In terms of entertainment value, the Bengals' first game in London didn't disappoint, as a crazy ending resulted in a 27-27 tie on Sunday against the Washington Redskins just one week after the Seattle Seahawks and Arizona Cardinals played to a 6-6 draw.
This game had it all, including a missed overtime field goal by Redskins kicker Dustin Hopkins followed by an Andy Dalton fumble. The Redskins heaved a desperate Hail Mary to end the extra period, but it fell incomplete as time expired to leave the game in a draw.
What does the outcome say about the Bengals (3-4-1) as they hit the midpoint of the season? That's unclear. But if it wasn’t clear just how much the Bengals missed Eifert while he was out with an injury to start the season, it’s clear now.
While A.J. Green was battling Redskins cornerback Josh Norman for most of the day -- and winning several of those battles -- Eifert was making plays of his own, converting several third downs and making a leaping 15-yard touchdown grab in the third quarter. Eifert finished with nine catches for 102 yards and a touchdown.
Green drew one of his toughest assignments of the season against Norman, who shadowed him on the outside all day. Norman made several athletic pass breakups when the Bengals attempted to force the ball to Green, but that didn’t stop Dalton from targeting Green over and over (18 times on the day). Green, who drew several penalties on Norman and made an important 40-yard catch in the fourth quarter to set up a Jeremy Hill touchdown, finished the game with nine catches for 121 yards.
It was Green's fourth 100-yard receiving game of the season. According to ESPN Stats & Information, he is the only player in franchise history to have four 100-yard receiving games in the first eight games of the season. Now he's done it twice (the other time being in 2013).
But what the stats don't say is how Eifert's presence helped that outcome. Whether he was drawing a pass-interference penalty or simply drawing coverage away from Green, Eifert's return showed he's been at least one missing piece for the Bengals as they try to regain their 2015 form.
Now that Eifert is back, Green doesn't have to carry such a heavy load.
It's been essentially all or nothing for the Bengals without Eifert. If Green had a big day, so did the Bengals. If defenses utilized all of their resources to effectively stop him, the Bengals couldn't find a way to win.

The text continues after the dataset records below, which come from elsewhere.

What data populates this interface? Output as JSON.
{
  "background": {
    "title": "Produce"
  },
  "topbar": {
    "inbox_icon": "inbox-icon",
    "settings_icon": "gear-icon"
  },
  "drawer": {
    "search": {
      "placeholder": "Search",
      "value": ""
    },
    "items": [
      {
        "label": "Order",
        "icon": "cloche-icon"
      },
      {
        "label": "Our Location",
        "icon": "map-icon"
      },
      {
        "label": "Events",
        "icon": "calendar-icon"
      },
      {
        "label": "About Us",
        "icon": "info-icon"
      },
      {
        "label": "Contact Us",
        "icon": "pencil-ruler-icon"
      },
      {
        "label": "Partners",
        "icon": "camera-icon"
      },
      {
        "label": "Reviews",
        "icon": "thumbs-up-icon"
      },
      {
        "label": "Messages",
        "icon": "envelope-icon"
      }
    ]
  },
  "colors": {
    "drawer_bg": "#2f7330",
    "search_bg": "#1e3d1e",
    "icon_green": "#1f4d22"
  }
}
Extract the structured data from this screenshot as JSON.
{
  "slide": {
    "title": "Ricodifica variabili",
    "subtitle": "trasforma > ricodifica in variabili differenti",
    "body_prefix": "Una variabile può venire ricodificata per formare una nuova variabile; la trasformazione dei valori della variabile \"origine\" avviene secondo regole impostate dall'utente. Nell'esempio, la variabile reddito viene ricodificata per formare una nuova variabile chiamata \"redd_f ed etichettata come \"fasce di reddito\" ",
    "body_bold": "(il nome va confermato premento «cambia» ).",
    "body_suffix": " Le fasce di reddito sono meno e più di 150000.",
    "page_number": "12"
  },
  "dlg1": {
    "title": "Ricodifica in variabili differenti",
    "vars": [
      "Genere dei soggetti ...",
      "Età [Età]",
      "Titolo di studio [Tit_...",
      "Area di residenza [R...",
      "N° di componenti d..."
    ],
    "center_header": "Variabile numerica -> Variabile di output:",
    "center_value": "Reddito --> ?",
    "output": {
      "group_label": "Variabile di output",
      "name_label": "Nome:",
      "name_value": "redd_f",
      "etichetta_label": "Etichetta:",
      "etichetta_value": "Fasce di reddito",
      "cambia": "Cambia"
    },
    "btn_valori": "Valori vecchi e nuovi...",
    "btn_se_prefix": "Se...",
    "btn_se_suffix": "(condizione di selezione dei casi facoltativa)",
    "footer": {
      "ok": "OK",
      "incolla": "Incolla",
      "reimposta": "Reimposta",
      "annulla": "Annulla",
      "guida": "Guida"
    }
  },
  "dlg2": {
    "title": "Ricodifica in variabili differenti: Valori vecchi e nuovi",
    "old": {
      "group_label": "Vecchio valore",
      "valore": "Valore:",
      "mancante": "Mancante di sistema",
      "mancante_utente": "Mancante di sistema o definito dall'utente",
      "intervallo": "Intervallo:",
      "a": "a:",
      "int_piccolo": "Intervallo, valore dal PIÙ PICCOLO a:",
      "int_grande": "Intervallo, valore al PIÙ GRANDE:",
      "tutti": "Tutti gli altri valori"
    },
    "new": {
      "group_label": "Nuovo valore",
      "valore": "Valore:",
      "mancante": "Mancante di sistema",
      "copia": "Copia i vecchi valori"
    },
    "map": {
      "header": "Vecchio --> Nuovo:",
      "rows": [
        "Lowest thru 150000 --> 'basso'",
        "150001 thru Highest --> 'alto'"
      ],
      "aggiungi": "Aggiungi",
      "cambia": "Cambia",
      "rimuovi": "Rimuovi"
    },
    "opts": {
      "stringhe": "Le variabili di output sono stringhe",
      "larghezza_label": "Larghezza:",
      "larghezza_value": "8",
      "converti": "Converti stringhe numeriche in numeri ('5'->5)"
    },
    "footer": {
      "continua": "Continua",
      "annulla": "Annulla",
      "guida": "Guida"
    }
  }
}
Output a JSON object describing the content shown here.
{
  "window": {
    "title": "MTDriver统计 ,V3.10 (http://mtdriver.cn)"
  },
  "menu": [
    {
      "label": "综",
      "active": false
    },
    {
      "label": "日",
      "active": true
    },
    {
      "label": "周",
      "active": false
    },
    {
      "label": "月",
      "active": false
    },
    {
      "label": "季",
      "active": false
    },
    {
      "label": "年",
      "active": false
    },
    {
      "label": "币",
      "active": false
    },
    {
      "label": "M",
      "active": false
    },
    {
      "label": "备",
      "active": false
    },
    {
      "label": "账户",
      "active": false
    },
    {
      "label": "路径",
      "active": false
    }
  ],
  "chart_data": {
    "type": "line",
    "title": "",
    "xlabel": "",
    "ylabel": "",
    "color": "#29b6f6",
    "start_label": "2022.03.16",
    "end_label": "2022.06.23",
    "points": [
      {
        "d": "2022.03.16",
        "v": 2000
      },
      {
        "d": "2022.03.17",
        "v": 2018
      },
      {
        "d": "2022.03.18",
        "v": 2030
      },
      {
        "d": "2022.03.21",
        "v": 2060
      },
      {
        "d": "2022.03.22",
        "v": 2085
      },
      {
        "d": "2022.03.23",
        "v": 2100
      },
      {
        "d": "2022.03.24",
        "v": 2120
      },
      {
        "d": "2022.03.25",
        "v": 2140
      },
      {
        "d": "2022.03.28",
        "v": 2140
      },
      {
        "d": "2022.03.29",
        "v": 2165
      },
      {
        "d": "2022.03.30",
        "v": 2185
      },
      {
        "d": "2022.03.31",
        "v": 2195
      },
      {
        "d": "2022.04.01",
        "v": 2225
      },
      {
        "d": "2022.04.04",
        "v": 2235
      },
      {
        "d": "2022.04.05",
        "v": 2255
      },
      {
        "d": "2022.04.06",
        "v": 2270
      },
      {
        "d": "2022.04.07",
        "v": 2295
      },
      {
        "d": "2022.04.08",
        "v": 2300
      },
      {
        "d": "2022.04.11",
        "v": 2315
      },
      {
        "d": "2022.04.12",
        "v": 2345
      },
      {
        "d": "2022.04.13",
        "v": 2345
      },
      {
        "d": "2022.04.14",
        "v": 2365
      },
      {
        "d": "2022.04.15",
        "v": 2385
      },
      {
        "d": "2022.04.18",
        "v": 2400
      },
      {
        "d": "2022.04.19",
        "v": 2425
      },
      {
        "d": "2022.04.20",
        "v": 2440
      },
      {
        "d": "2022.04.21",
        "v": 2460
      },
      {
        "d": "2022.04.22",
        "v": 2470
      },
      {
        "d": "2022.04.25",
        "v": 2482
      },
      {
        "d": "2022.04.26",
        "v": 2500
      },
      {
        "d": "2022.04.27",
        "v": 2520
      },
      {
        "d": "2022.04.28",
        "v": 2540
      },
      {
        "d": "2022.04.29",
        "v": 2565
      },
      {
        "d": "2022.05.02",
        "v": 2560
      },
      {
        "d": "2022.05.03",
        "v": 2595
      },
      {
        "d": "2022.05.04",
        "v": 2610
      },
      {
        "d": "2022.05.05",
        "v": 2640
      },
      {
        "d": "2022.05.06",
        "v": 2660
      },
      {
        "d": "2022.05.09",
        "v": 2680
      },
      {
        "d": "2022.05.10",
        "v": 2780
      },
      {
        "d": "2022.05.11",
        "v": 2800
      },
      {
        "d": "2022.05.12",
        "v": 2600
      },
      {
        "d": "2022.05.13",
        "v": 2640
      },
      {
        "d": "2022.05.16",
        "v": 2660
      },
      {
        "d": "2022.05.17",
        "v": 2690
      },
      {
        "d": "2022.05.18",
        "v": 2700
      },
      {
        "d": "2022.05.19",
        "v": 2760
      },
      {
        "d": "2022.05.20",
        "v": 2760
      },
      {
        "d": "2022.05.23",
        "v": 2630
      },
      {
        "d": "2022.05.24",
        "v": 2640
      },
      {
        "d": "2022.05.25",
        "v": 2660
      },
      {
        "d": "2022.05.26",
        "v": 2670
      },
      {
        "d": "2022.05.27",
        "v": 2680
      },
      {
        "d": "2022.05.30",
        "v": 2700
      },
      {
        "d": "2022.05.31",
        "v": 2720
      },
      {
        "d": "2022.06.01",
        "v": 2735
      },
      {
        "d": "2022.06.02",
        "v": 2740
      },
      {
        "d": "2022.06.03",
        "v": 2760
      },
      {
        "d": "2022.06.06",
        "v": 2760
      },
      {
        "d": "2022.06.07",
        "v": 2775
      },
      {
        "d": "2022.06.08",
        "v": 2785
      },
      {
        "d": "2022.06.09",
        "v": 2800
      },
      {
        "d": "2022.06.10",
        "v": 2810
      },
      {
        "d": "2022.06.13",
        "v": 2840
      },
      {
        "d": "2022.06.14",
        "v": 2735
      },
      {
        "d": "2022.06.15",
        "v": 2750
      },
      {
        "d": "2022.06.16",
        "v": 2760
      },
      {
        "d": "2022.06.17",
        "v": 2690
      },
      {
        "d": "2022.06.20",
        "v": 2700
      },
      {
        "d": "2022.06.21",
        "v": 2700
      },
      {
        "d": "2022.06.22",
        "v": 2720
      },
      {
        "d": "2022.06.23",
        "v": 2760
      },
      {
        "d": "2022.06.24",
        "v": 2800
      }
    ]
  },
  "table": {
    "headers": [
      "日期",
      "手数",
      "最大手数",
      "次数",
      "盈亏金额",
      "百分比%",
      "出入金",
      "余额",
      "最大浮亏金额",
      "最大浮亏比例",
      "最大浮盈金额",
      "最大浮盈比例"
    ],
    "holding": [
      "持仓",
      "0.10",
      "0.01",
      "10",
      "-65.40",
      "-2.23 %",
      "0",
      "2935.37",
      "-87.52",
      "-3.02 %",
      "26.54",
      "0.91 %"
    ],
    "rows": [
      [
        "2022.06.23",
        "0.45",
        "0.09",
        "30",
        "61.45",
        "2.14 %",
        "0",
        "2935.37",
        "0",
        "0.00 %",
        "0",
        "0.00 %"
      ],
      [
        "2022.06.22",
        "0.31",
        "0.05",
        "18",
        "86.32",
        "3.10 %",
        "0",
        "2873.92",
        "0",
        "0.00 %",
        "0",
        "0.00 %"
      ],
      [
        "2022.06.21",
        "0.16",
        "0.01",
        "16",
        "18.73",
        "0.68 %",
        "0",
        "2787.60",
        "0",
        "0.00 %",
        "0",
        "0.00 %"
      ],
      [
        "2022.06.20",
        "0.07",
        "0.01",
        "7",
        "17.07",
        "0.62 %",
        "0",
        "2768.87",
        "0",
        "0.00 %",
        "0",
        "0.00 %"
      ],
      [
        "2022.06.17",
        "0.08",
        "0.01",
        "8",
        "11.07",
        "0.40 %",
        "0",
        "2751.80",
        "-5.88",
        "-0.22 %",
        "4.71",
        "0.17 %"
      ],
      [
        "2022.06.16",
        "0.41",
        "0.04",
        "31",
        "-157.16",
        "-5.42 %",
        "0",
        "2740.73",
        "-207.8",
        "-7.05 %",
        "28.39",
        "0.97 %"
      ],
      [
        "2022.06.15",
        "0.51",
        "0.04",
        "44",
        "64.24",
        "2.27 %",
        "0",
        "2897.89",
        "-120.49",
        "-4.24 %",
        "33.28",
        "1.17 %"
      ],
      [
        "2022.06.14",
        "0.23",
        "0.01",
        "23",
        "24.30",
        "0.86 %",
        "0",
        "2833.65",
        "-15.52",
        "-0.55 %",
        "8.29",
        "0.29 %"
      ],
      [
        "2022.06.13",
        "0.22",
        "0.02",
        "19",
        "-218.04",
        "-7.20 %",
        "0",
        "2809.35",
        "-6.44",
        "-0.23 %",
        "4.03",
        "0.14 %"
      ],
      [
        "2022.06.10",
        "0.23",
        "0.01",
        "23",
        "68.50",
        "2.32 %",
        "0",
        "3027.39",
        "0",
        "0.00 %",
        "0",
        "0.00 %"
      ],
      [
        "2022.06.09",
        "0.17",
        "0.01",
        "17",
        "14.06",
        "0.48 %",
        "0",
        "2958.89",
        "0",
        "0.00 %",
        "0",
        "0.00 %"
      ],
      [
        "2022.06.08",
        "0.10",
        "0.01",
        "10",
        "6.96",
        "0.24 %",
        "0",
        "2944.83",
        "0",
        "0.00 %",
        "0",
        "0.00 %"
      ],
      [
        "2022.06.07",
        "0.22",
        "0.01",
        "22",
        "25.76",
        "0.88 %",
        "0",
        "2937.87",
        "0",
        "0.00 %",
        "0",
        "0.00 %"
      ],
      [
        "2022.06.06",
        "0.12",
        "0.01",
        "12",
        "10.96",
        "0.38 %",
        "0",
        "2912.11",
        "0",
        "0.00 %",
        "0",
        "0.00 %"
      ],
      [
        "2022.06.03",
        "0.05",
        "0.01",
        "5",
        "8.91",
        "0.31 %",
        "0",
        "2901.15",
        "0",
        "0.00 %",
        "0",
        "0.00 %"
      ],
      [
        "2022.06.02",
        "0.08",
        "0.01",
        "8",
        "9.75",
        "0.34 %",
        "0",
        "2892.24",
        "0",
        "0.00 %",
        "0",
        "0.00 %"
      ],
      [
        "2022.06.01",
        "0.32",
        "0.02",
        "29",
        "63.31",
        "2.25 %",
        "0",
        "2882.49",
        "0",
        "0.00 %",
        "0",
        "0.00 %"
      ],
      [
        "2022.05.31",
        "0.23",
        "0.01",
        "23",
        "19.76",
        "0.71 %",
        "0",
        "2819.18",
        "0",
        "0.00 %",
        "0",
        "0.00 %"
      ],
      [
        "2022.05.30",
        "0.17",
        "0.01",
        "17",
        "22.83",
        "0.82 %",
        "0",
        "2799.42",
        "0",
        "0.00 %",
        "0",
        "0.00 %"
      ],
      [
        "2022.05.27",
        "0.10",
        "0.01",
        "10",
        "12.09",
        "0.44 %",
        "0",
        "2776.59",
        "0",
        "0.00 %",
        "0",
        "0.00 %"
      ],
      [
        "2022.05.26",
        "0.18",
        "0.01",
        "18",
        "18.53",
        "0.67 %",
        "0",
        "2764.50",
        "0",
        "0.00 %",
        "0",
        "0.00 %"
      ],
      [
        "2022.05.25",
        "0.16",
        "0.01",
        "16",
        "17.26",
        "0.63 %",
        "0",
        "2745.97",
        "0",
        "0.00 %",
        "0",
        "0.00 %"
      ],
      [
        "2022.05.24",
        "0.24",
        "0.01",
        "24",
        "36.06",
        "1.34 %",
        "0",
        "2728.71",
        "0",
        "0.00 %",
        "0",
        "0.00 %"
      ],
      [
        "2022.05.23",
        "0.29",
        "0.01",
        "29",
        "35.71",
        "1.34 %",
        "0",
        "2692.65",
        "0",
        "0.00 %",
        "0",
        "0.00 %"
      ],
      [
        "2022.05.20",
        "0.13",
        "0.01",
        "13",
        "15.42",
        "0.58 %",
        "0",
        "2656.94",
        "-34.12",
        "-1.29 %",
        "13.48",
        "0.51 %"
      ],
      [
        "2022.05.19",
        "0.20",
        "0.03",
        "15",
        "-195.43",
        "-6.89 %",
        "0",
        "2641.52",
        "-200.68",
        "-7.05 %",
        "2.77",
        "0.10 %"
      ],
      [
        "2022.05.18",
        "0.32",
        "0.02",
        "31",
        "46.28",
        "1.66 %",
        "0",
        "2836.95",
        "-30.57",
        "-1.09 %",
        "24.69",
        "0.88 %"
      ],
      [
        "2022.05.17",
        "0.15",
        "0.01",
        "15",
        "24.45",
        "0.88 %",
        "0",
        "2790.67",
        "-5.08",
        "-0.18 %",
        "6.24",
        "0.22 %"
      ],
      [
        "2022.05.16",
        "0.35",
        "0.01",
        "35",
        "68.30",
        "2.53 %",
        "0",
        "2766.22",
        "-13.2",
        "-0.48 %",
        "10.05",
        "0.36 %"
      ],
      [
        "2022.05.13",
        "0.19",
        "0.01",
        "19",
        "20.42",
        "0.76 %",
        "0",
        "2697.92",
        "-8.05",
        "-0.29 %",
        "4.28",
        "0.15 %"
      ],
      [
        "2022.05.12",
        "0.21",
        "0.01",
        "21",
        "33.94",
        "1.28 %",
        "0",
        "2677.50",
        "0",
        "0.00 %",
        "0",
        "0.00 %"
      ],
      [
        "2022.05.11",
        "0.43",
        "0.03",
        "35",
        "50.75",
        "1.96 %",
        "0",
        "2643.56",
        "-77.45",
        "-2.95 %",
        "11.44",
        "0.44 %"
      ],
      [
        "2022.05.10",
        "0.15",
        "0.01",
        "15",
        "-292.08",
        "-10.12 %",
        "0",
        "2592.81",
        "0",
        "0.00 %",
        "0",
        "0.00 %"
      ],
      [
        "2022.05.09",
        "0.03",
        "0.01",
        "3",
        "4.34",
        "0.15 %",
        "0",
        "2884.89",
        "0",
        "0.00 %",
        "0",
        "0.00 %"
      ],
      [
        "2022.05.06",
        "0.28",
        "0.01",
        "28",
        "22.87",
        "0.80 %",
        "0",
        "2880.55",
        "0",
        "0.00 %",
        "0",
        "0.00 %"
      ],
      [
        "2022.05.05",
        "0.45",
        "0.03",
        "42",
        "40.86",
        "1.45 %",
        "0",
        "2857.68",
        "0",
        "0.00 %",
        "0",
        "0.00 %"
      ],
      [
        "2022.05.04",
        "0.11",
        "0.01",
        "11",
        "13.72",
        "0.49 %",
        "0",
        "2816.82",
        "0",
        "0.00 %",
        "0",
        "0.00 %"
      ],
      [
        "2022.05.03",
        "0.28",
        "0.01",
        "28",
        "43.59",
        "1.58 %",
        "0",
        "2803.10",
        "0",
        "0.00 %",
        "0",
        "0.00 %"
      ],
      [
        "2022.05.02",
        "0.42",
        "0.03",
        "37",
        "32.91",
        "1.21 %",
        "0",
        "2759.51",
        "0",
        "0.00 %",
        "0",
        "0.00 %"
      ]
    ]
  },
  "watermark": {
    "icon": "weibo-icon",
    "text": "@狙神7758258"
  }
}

Against the Redskins, it was much easier for Green to win his battles against an elite cornerback because he didn't receive as much double coverage from the defense as he might without Eifert on the field. Going forward, that's only going to help the Bengals' offense.
No, Eifert is not the magic fix to the Bengals’ season. He doesn't play defense, and he couldn't fix several problems that occurred throughout Sunday's game.
He couldn’t fix a blown assignment that led to a touchdown by a wide-open Jamison Crowder. Nor could he control some of the head-scratching penalties -- one on safety Shawn Williams for unnecessary roughness in the first quarter and another one for the same offense by Domata Peko in the third quarter (the Redskins scored just three plays later). Eifert is not going to help 34-year-old linebacker Karlos Dansby's troubles in coverage, which were highlighted when Dansby trailed 32-year-old tight end Vernon Davis by several steps as Davis hauled in a 44-yard gain in the first quarter.
The Bengals' defensive play has certainly had its troubling spots the past few games, and at the midpoint of the season, they clearly have some issues to work out. That's not to mention the continuing woes on special teams (a missed field goal and missed extra point) and on the offensive line, which allowed three sacks Sunday.
But with a bye week up next and a second-half schedule that at first glance seems to ease up for Cincinnati, the Bengals have the luxury of figuring that out.